SUP-RICHTLINIENVORSCHLAG: SCHEITERN IM RECHTSAUSSCHUSS DROHT– EP
Der Rechtsausschuss des EU-Parlaments (JURI) hat am 28. Januar 2016 ein zweites Arbeitsdokument zum Vorschlag für eine Richtlinie über Gesellschaften mit beschränkter Haftung mit einem einzigen Gesellschafter (COM2012 (214), „SUP-Richtlinie“) diskutiert (Vgl. EiÜ 23/15). Unter anderem schlägt Berichterstatter Luis de Grandes Pascual (EVP) darin eine Beschränkung des Anwendungsbereichs der Richtlinie auf kleine und Kleinstunternehmen und eine neue Regelung zur Sitzeinheit der SUP vor. Die Debatte im Rechtsausschuss machte nun deutlich, dass eine Zurückweisung des Vorschlags trotz des fraktionsübergreifenden Lobs für die Arbeit des Berichterstatters immer wahrscheinlicher wird. Die Mehrheit der Abgeordneten zeigte sich sehr kritisch, beispielsweise im Hinblick auf die im Vorschlag vorgesehene verpflichtende Online-Registrierung. Einzig Abgeordnete der EVP-Fraktion signalisierten noch Unterstützung für die vorgeschlagene Richtlinie. Berichterstatter de Grandes Pascual kündigte an, dass nun bald eine Entscheidung gefällt werden müsse, ob der Vorschlag zurückgewiesen oder mit der Arbeit an einem Bericht begonnen werden solle. Auch der DAV hält den Richtlinienvorschlag für verbesserungswürdig (s. DAV-Stn. 58/2014). Insbesondere ist für eine Online-Gründung ein sicherer Identitätsnachweis unentbehrlich. Der Eintragungsmitgliedsstaat muss zumindest verlangen können, dass der Gründer über die Vorlage einer Ausweiskopie hinaus eine Identitätsfeststellung durch einen Notar oder eine Behörde seines Heimatstaates beibringt.

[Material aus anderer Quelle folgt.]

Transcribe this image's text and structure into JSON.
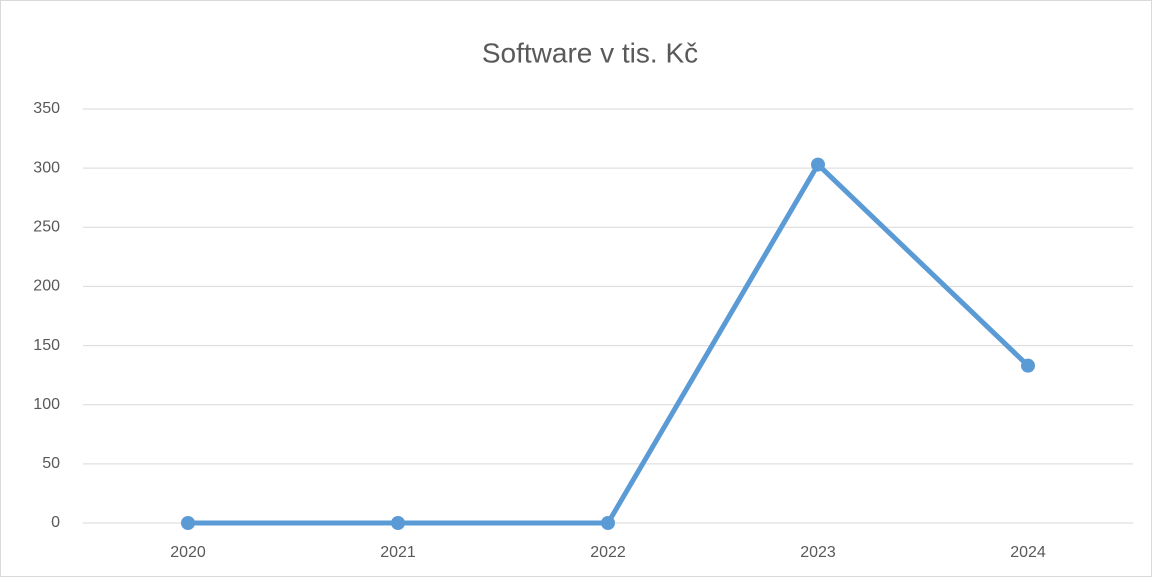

NEUES MAßNAHMENPAKET ZUR BEKÄMPFUNG VON STEUERVERMEIDUNG – KOM
Die Europäische Kommission hat am 28. Januar 2016 ein umfangreiches Maßnahmenpaket mit dem Ziel der Bekämpfung von Steuervermeidung auf Ebene der Unternehmen vorgestellt. Ziel sei es, eine faire Unternehmensbesteuerung wiederherzustellen und Stabilität für Unternehmen und Investoren in der EU zu schaffen. Die nun vorgelegten Maßnahmen sollen das BEPS-Projekt („Base Erosion and Profit Shifting“, BEPS) der OECD unterstützen und ergänzen. Unter anderem schlägt die Kommission eine Richtlinie mit Vorschriften zur Bekämpfung von Steuervermeidungspraktiken mit unmittelbaren Auswirkungen auf das Funktionieren des Binnenmarkts (COM(2016) 26) und eine Richtlinie zur Änderung der Richtlinie 2011/16/EU bezüglich der Verpflichtung zum automatischen Austausch von Informationen im Bereich der Besteuerung (COM(2016) 25) vor. Daneben enthält das Maßnahmenpaket auch eine Mitteilung der Kommission über eine externe Strategie für effektive Besteuerung (COM(2016) 24) und eine Kommissionsempfehlung zur Umsetzung von Maßnahmen zur Bekämpfung des Missbrauchs von Steuerabkommen (C(2016) 271).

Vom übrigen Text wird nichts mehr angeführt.